Muchas vueltas al pueblo después, estacionar se convierte en una afrenta personal.
¡Me cagüentoloquesemenea! ¡Yo aparco por la gloria de mi madre!
¿Y si vamos a otro sitio? –decide intervenir mi novia.
¡Ni hablar! Esto ya es un reto personal.
Bajamos, nosotros y quince coches más, por el Passeig de la Torre, una calle sin salida, pero con bastantes plazas de aparcamiento. Con toda la ilusión del mundo, espero que todos los astros se alineen para que un automóvil decida desocupar su plaza y que los vehículos que me preceden no se den cuenta de tan extraordinario acontecimiento. Pero mi sueño no se cumple, y el conductor del coche que nos antecede decide parar, en mitad de la calzada, para saludar a un amigo. Tras alegrarme unos segundos por el feliz reencuentro de los simpáticos camaradas, pienso en que el amistoso chófer podría apartarse, puesto que sitio había de sobras, para dejar pasar al resto de coches, que parecen congratularse también por la charla de los amigos, pues les vitorean con pitidos de sus autos. Pero decido no angustiarme, porque estoy de vacaciones. No podemos adelantarle, ya que por el otro carril circulan otras muchas máquinas invasoras de la localidad. Cuando ya se han puesto al día, el piloto nos obsequia con una hermosa cara de asco y un precioso dedo corazón en alto. Que majo, pienso.

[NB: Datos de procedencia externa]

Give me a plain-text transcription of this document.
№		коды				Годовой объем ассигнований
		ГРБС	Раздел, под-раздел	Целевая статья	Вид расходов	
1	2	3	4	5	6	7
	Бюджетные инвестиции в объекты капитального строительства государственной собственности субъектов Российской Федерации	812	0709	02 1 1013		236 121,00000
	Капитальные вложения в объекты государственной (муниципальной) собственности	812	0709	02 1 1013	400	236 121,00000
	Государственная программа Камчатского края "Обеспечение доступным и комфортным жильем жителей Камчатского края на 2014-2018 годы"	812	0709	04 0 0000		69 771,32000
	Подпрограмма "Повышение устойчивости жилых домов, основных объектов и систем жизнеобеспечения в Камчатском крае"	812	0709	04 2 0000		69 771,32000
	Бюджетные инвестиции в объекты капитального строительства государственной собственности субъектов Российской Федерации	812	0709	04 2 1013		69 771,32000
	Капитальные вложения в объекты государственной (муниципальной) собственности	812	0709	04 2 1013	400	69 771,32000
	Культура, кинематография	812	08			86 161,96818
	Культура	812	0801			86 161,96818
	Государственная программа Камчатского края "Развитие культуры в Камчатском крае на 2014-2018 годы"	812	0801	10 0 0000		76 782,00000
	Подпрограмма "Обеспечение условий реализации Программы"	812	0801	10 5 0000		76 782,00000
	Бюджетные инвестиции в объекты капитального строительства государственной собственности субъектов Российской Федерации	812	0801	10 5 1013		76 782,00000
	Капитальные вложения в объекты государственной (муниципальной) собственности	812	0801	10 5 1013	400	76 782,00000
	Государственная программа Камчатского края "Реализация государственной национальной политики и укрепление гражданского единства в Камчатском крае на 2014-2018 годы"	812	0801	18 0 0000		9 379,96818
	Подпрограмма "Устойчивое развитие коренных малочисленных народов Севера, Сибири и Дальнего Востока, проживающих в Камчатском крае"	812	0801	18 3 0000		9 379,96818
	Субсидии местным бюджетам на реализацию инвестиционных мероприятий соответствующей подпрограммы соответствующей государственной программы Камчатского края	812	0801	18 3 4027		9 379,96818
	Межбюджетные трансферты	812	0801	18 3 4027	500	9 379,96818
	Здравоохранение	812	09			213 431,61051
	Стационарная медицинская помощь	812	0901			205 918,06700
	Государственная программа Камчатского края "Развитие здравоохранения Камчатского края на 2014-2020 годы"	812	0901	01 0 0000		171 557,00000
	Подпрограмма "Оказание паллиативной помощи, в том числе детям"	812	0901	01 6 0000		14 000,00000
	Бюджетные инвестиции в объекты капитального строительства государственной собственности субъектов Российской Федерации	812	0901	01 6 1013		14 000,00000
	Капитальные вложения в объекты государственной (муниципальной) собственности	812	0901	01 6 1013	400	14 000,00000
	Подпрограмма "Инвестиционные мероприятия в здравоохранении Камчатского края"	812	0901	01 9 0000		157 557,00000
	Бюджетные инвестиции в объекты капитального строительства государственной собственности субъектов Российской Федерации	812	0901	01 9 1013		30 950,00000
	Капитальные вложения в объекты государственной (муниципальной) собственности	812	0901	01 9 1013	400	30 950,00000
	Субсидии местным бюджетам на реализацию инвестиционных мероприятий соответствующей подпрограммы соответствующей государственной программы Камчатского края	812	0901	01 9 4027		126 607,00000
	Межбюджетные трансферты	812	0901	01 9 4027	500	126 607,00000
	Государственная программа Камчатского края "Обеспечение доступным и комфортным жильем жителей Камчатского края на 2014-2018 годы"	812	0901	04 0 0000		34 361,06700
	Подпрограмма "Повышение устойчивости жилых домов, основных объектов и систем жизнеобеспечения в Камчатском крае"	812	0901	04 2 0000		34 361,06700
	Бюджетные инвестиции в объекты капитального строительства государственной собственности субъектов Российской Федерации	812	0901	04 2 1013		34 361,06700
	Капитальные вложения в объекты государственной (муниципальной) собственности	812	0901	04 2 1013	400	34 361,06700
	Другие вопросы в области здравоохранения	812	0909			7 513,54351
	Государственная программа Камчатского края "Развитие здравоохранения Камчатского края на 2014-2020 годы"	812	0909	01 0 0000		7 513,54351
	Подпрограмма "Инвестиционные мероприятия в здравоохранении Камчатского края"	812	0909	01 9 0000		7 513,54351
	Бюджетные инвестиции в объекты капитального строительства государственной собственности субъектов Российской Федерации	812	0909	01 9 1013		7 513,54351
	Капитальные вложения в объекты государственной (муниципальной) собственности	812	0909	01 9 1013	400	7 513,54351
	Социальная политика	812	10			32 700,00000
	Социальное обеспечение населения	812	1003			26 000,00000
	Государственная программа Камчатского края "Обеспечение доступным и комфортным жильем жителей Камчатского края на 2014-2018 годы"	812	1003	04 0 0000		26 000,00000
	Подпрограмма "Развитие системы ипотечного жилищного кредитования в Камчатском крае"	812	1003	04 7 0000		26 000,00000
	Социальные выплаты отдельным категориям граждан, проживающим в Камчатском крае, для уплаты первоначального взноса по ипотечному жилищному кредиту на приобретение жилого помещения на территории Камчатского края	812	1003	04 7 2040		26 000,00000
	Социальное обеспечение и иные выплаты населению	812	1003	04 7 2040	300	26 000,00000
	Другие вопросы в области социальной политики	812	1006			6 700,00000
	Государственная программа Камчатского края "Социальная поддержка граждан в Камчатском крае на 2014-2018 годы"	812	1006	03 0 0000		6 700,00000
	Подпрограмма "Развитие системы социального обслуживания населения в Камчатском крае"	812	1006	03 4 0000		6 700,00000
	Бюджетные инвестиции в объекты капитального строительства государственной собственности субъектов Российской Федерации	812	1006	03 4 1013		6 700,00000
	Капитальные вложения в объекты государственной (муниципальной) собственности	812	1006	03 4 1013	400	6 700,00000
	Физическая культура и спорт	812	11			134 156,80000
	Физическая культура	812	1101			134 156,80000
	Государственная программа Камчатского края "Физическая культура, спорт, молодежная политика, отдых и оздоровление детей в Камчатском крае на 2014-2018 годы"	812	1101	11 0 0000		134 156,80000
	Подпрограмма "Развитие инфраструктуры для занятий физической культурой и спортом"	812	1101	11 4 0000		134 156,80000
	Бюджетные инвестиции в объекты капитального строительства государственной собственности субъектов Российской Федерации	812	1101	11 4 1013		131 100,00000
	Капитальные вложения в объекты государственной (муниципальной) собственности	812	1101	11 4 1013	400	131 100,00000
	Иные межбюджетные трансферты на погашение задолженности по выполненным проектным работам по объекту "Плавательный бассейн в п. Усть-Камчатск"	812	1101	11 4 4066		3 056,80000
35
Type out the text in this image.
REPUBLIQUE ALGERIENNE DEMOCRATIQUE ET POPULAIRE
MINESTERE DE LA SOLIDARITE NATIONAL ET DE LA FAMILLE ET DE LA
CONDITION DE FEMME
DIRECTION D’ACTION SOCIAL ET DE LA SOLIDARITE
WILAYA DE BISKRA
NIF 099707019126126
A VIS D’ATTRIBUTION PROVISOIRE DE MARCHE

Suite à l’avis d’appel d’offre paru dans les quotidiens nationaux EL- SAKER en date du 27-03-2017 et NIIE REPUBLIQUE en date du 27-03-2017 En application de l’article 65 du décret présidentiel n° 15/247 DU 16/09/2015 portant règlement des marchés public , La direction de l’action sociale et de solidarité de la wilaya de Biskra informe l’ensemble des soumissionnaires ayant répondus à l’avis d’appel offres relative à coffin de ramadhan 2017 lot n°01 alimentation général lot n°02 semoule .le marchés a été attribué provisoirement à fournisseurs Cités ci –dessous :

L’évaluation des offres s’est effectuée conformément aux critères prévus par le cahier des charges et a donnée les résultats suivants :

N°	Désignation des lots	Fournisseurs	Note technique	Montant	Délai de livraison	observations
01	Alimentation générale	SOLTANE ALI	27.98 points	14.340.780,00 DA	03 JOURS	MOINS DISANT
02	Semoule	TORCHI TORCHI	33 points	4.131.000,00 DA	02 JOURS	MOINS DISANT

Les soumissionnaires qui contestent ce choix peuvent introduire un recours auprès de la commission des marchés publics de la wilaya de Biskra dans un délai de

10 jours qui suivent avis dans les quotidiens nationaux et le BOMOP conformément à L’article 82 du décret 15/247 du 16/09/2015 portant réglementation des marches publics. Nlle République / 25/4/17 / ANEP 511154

Tras unos minutos (he oído decir que una hora son sesenta minutos), logro la gesta, la hazaña, la proeza de ubicar mi coche en una plaza cercana. Casi más cercana a Palafrugell que a Calella, pero no importa... estoy de vacaciones.
Un paseo de cinco minutos y dos chapuzones después, mi estómago me avisa de que es hora de comer. La búsqueda de restaurante se convierte en una odisea similar a la de aparcar. Locales abarrotados de gente y terrazas llenas de personas que se tuestan al sol.
¿Es necesario que esos tíos sin camisa me demuestren que sus brazos parecen tres de los míos?
Bueno, no quisiera desviarme del tema. A punto de desfallecer por inanición, encontramos un garito que nos puede facilitar algunos víveres a cambio de un poco de parné. Sesenta euros por unas ensaladas y unos pedazos de carne que parecen cortados a bocados.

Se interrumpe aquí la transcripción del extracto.